Advanced economies, like Singapore, previously faced below-average tariffs but should see modest increases as tariffs rise to the 10% baseline. However, the Singaporean government has opened applications for its Business Adaptation Grant, which helps small businesses address supply-chain vulnerabilities and reconfigure operations to alleviate tariff burdens.
South Korea and Taiwan present a mixed picture. They faced manageable IEEPA surcharges initially, but the uniform 10% Section 122 rate would increase their trade-weighted tariff burden compared with previous preferential treatment.

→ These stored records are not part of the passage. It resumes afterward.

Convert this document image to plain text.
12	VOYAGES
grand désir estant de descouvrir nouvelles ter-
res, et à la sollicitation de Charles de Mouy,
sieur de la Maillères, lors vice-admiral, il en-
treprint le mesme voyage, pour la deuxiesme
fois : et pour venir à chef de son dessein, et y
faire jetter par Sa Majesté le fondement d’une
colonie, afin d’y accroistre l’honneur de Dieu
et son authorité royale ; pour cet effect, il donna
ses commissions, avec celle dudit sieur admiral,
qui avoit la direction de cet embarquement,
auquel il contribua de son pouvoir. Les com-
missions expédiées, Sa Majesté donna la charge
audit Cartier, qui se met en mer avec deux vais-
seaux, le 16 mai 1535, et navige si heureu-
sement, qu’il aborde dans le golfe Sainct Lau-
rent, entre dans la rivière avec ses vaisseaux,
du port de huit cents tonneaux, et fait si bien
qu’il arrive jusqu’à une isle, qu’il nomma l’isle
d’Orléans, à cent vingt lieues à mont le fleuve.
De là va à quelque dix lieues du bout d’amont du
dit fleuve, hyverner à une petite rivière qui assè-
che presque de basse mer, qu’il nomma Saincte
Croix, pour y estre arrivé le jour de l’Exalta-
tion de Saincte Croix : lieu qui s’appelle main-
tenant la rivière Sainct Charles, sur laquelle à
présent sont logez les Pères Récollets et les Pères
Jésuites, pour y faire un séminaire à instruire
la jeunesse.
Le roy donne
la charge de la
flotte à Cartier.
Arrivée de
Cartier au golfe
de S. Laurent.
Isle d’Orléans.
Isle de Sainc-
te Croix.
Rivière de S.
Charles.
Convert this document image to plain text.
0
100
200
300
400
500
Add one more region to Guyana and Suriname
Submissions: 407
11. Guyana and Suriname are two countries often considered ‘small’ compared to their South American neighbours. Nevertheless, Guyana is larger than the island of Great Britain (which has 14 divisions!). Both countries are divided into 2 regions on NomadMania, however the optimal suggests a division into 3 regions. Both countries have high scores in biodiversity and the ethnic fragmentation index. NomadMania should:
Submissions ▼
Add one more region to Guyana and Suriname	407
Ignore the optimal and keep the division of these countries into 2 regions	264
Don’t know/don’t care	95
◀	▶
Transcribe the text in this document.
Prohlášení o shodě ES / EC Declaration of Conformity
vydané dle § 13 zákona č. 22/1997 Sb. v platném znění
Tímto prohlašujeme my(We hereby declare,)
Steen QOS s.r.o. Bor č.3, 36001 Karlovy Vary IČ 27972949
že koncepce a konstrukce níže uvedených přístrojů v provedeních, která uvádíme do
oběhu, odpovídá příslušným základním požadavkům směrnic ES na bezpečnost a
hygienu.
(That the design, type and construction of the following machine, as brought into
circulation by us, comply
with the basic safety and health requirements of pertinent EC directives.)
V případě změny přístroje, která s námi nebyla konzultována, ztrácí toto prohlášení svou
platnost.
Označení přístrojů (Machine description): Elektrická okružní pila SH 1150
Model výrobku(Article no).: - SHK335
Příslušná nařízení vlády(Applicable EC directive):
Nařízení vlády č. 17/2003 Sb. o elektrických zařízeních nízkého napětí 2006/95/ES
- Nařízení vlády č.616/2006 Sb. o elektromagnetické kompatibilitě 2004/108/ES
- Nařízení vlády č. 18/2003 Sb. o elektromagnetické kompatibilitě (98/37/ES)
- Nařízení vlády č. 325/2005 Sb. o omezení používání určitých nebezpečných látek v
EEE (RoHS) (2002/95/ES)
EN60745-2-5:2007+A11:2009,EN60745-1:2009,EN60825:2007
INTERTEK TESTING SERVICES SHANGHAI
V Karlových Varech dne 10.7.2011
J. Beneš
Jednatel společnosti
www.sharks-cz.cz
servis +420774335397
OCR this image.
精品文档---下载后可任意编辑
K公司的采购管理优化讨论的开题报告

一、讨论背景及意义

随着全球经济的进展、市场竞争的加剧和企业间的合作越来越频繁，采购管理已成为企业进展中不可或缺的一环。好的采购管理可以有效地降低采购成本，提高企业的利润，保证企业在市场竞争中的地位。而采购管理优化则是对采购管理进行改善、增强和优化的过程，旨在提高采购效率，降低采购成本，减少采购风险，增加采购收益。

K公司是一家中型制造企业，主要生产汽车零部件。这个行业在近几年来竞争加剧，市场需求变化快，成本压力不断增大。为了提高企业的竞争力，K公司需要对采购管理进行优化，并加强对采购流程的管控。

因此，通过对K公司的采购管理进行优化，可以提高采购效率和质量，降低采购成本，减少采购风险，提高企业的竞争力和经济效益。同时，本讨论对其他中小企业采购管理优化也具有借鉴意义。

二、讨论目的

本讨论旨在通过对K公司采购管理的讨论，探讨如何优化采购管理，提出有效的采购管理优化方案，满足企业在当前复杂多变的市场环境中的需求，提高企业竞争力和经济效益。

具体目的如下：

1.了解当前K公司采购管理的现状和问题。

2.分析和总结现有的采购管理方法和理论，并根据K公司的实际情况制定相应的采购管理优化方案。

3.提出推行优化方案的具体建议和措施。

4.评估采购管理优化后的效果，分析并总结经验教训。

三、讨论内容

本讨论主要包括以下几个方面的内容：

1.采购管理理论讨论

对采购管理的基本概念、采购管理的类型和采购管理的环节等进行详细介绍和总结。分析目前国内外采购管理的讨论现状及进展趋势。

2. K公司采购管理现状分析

However, both economies have secured substantial strategic investment agreements with the U.S. in exchange for favorable market access. With strategic sectors such as semiconductors remaining exempt and non-stacking rules continue to apply to Section 232 products, South Korea and Taiwan’s competitive positions remain largely unchanged.
Investment implications
The tariff landscape requires careful navigation: Section 122 tariffs carry a 150-day duration, while the administration's increasing reliance on Section 301 and other trade remedies will create more sector-specific and economy-specific ramifications which require ongoing monitoring.
Even in the face of external shocks, with "Liberation Day" as the peak event last year, the Asian export cycle remains intact, further evident in the manufacturing purchasing managers index (PMI) being in expansionary territory. As tariffs will likely remain over the medium term, investors should, however, take an active approach when it comes to Asian equities, weighing the winners and losers from evolving trade policies. While Singapore, Taiwan, and Korea will see their effective tariff rates increase, the impact should be offset by government measures and a tech cycle that remains very much intact. For investors seeking income amid what will arguably be a volatile year, Asian equities continue to present an attractive opportunity to diversify portfolios that may otherwise be rather concentrated in U.S. mega-caps.